All of the modules, themes, and distributions hosted on Drupal.org are made available as Composer packages. You can use Composer to download and update these packages for your Drupal application.
First, ensure that your application follows Acquia’s best practices as defined in How to structure your Drupal repository. At minimum, your composer.json file must:
- Include the
drupal key in the repositories array so that Composer is able to locate the Drupal packages hosted on Drupal.org
- Have a properly configured installer-paths key in order to ensure that Drupal projects are downloaded to the correct directories in your local repository
Composer and Drush use the same words to mean different things. Notably, the word "install" means one thing in Composer parlance and something very different in Drupal parlance.

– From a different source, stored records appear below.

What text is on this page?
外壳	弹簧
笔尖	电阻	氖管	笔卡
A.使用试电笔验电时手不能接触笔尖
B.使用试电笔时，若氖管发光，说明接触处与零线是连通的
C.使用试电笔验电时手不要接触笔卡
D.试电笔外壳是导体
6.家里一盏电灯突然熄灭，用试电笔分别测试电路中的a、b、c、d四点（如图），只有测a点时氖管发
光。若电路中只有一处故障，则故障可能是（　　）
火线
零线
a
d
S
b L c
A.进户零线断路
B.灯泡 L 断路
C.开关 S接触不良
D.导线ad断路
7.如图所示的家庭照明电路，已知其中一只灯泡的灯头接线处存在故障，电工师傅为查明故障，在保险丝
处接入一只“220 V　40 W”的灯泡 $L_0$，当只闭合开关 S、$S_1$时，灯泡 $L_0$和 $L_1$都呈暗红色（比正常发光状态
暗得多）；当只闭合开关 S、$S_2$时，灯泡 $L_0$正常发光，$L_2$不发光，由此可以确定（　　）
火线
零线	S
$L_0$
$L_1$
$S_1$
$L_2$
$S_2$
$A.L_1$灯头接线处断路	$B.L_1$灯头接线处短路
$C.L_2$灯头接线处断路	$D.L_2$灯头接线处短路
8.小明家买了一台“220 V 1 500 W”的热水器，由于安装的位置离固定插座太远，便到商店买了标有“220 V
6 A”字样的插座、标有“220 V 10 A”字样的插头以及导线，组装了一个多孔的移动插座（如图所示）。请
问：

|Terminology||Composer Meaning||Drupal & Drush Meaning|
|Install||Download to local repository and make available via Composer Autoloader||Install to Drupal database|
|Package||A Composer package, inclusive of Drupal modules, themes, distros, etc.||A group of modules listed on the Drupal admin "Extend" page.|
|Project||A type of package.||A module, theme, distro, or other repository hosted on Drupal.org.|
Composer allows you to "require" a set of dependencies that it "installs." Again, in Composer parlance, “install” simply means that the Composer package will be downloaded and correctly loaded (made available to PHP classes) by the Composer autoloader.
To use Composer to "install" a new Drupal project (module, theme, profile, etc.), execute:
composer require drupal/[project-name]
[project-name] is the machine name of the project (module, theme, distro, etc.) on Drupal.org. You can always find the machine name of a Drupal project on it’s project page on Drupal.org:
For instance, to require token, execute:
composer require drupal/token
This will add
drupal/token to the
require array in your
composer.json. It will choose a default version constraint based on your
composer.json configuration. E.g., if you have specified
"prefer-stable": "true" then this will download the latest stable version of the package.
You may also specify the version constraint by adding second argument:
composer require drupal/token ^1.1.0
Make sure to commit the changes to
composer.lock after requiring the new module. As mentioned above and in How to Structure Your Drupal Repository, the Drupal module files will not be committed to Git. Rather, Composer will read the contents of
composer.lock when installing or deploying your site to another environment in order to install the expected packages.